Other ways of estimating how much carbon is exchanged between vegetated
areas and the atmosphere include looking at how many plants or forests are in a
particular region and studying land-use changes, combining that information
with carbon emission estimates. But those methods have spatial or temporal
limitations that the study authors tried to address with their machine-learning
method.
Knowing where plants are taking up carbon and where they’re emitting it is
important for monitoring how forests and other vegetated regions respond to a
changing climate. “The Amazon was considered a substantial carbon sink because
of large tracts of pristine forest that soak up carbon dioxide,” said Sassan
Saatchi, principal scientist at JPL and the study lead investigator. “However,
our results show that overall, the Amazon Basin is becoming almost neutral in
terms of carbon balance because deforestation, degradation, and the impacts of
warming, frequent droughts, and fires over the past two decades release carbon
dioxide to the atmosphere.”
Saatchi and his colleagues developed their analysis so that it’s easier to
track changes in vegetated areas based on data collected on the ground as well
as remotely. “Our approach is designed to make sure we can systematically
balance the global carbon budget every year, and that countries can use the results
and methodology for carbon management and their own reporting needs,” he said.
This map shows the change in how much carbon a vegetated area stored or emitted between the years 2000 and 2019. Greener areas absorbed more carbon than they emitted, while more pink and purple regions released more carbon than they stored.
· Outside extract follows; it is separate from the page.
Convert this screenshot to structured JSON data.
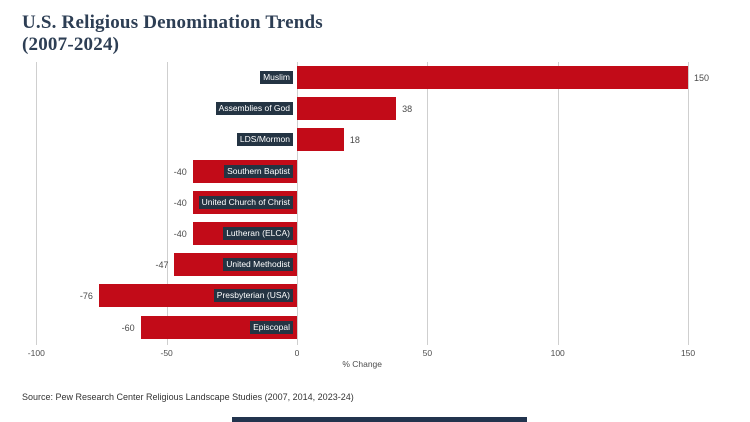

One megagram of carbon (MgC) is one metric ton. Credits: NASA/JPL-Caltech
This budgeting analysis helped the researchers better understand the
dynamics of how forests and other vegetated areas around the world were storing
the carbon that they’re absorbing from the atmosphere. “Many previous studies
found that vegetation around the world absorbs a lot of atmospheric carbon
dioxide,” said study lead author Alan Xu, a carbon researcher at JPL and UCLA.
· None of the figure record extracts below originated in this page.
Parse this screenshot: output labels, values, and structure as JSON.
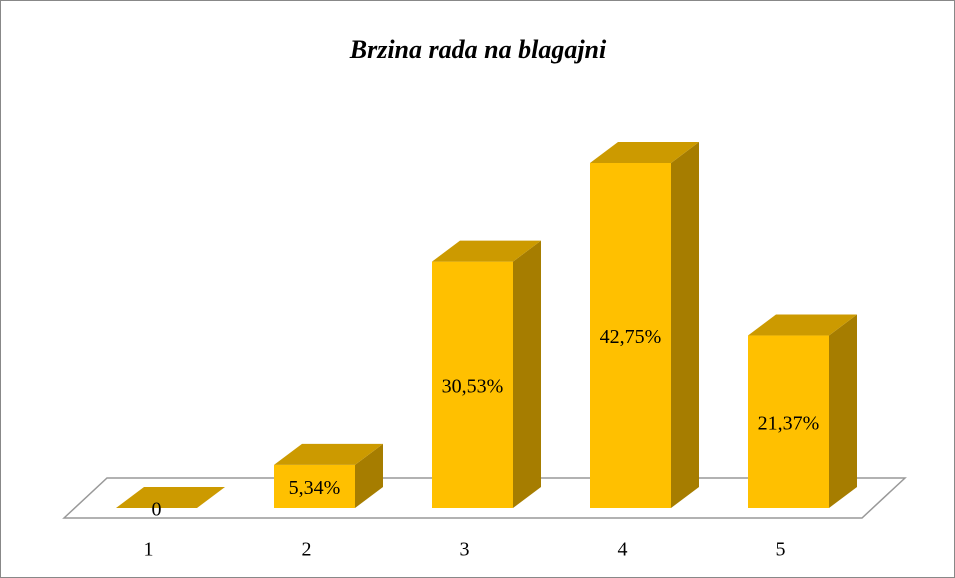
{
  "chart_data": {
    "type": "bar3d",
    "title": "Brzina rada na blagajni",
    "categories": [
      "1",
      "2",
      "3",
      "4",
      "5"
    ],
    "values": [
      0,
      5.34,
      30.53,
      42.75,
      21.37
    ],
    "value_labels": [
      "0",
      "5,34%",
      "30,53%",
      "42,75%",
      "21,37%"
    ],
    "color": "#ffc000"
  }
}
“It gives the impression that global forests are growing and getting bigger
everywhere, but that’s not the case.”
Missing Pieces
This study helps to fill in the picture of where and how trees and plants
are absorbing or emitting carbon, but there’s more work to be done. The
satellite-based carbon maps in this study covered about 39 square miles (100
square kilometers) at a time, but they couldn’t necessarily pick up changes
happening on smaller scales. And there was some information about how forests
stored and emitted carbon within those maps that wasn’t necessarily accounted
for in the researchers’ source-sink calculations. Some of these information
gaps should be remedied by higher-resolution carbon maps provided by newer
satellites already in orbit, as well as upcoming missions like the NASA-Indian
Space Research Organization’s NISAR.
It’s important to understand how regions around the world absorb and emit
carbon dioxide, said Harris. “If we’re not getting these patterns right, we may
be missing some of these ecosystems and how they’re affecting the carbon
cycle.” But she is encouraged by the sheer amount of data becoming available to
climate scientists on how the greenhouse gas moves between the atmosphere and
Earth’s forests, grasslands, and other vegetated areas.
Saatchi is hopeful that having a more systematic and consistent approach to
keeping track of which parts of the world are acting as carbon sources or sinks
will enable better monitoring across regions and countries. “It could allow
countries around the world to use the data as guidance for meeting their
national commitments to the Paris Climate Agreement.”